Martin Luther King Jr., due to his importance in the civil rights movement of the 1950's and 1960's, motivated masses with his tremendous speeches and actions.
and the Speech That Inspired a Nation" (2003), Drew D. Hansen notes that the FBI responded to King's speech with this disturbing report: "We must mark him now, if we have not done so before, as the most dangerous Negro of the future in this Nation." Hansen's own view of the speech is that it offered "a vision of what a redeemed America might look like and a hope that this redemption will one day come to pass."
[tags: Martin Luther King, Jr., I have a Dream]
King stated, " I have a dream that one day the state of Alabama, whose governor's lips are presently dripping with the words of interposition and nullification, will be transformed into a situation where little black boys and black girls will be able to join hands with little white boys and white girls and walk together as sisters and brothers." Our nation has understood this statement made by Dr....
The impact of Martin Luther King, Jr.
More than two decades since his death, Martin Luther King ideas; his call for racial equality, his faith in the ultimate triumph of justice, and his insistence on the power of nonviolent struggle to bring about a major transformation o...
[tags: American Dream, Martin Luther King, Jr., ]

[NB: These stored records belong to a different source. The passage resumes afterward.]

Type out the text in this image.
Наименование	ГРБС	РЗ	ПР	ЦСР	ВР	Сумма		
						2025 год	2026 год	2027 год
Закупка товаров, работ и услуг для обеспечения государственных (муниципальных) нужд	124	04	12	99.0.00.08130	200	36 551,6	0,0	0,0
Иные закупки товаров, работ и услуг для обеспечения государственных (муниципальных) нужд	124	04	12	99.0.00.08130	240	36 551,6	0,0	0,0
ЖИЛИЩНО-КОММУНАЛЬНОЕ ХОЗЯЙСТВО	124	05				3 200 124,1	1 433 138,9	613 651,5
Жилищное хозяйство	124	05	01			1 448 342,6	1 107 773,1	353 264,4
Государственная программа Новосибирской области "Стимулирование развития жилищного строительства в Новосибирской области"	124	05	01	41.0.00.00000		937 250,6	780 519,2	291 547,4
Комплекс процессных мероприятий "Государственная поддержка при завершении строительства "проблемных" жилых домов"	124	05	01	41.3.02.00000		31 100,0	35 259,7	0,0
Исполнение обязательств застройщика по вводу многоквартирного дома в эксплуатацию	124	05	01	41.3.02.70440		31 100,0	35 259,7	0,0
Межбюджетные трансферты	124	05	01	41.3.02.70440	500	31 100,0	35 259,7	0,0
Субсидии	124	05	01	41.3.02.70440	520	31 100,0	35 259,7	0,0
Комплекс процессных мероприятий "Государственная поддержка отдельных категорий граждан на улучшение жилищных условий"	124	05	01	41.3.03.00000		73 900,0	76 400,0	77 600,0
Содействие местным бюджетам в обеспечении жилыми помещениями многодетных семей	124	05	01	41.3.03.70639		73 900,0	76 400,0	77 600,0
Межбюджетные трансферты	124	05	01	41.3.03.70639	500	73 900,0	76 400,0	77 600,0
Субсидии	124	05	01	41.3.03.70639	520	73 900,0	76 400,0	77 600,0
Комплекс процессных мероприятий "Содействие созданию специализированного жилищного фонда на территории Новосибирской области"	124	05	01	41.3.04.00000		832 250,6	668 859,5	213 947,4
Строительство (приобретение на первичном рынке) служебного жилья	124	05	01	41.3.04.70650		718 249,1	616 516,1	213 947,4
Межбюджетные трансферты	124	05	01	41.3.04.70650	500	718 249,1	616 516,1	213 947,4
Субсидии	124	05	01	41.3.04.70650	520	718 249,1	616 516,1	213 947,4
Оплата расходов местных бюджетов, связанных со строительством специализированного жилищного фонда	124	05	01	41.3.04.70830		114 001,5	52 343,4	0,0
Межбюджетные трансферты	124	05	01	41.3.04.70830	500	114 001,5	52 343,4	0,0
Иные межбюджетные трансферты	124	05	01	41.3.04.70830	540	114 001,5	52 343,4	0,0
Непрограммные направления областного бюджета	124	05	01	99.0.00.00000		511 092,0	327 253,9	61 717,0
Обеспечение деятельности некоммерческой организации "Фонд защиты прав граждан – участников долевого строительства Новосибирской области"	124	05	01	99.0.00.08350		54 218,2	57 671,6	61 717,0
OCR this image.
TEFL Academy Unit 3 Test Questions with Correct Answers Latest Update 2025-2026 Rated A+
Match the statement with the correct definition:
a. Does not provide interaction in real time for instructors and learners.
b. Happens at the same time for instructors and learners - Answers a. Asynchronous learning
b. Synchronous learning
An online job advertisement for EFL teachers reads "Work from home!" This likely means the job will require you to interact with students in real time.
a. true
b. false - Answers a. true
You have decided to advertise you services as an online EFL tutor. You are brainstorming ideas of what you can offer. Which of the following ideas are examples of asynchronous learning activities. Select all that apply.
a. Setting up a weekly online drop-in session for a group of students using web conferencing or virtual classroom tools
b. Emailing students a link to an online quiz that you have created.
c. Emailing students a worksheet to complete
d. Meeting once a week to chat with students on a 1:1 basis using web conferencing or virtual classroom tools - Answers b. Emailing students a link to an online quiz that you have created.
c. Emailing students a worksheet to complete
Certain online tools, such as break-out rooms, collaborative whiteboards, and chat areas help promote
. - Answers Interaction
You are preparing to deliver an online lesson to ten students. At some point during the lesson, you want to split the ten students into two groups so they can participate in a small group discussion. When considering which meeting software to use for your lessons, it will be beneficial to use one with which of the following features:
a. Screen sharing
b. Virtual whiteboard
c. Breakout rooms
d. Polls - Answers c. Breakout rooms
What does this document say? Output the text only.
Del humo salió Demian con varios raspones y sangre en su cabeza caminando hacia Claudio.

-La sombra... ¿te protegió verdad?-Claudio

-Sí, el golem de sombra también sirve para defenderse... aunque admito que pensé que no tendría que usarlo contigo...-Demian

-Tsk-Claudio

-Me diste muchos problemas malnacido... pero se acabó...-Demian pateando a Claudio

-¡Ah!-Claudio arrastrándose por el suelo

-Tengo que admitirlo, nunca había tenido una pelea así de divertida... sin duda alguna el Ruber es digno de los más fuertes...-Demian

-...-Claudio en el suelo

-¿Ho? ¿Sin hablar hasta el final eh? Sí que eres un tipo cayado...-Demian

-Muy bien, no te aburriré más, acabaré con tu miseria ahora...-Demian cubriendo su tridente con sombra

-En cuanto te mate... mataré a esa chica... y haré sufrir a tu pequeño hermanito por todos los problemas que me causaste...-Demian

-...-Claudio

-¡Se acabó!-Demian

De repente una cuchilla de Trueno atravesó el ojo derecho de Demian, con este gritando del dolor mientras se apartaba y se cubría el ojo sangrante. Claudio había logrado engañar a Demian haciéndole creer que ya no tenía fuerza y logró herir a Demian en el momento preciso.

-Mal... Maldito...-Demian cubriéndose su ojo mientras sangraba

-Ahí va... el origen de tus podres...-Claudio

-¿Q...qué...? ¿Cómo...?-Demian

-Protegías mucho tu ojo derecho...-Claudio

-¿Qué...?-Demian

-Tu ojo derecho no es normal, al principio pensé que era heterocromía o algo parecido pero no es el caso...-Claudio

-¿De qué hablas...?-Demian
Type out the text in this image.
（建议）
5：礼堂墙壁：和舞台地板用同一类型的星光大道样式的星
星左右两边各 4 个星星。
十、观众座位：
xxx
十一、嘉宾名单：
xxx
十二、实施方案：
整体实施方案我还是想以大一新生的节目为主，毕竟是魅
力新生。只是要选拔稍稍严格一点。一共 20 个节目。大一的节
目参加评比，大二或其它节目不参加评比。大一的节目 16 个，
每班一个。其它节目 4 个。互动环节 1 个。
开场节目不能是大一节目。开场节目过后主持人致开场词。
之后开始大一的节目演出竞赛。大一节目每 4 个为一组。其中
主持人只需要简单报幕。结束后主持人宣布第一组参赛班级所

The speech was presented by Martin Luther King (MLK) on August 28, 1963, as a way for him to reach out to those who grief and feel the same way he did about the segregation that was going on at that time period.
Jan 01, 2013 · Probably the most famous speech of the 20th century by Martin Luther King on Wednesday, August 28, 1963, at the Lincoln Memorial in Washington DCTwo of his pieces stand out as his greatest works, Letter from Birmingham City Jail; a letter written from a jail in Birmingham where he was arrested for demonstrating peacefully, to clergymen who didn't agree with his views, and I Have a Dream; a speech given by King in front of the Washington Memorial at a huge civil rights tea party.
Martin Luther King, Jr., (January 15, 1929-April 4, 1968) was born Michael Luther King, Jr., but later had his name changed to MartinAs a result, the “I Have a Dream” speech was written by Martin Luther King, Jr., a man who “Led successful efforts to integrate public transportation in Montgomery, Alabama; founded the Southern Christia...
Martin Luther King Jr. - Biography - Nobel PrizeReading 29: Martin Luther King, Jr., ?I Have A Dream? Speech
This is Martin Luther King?s most famous speech, emphasizing his hopes for a future of racial equality.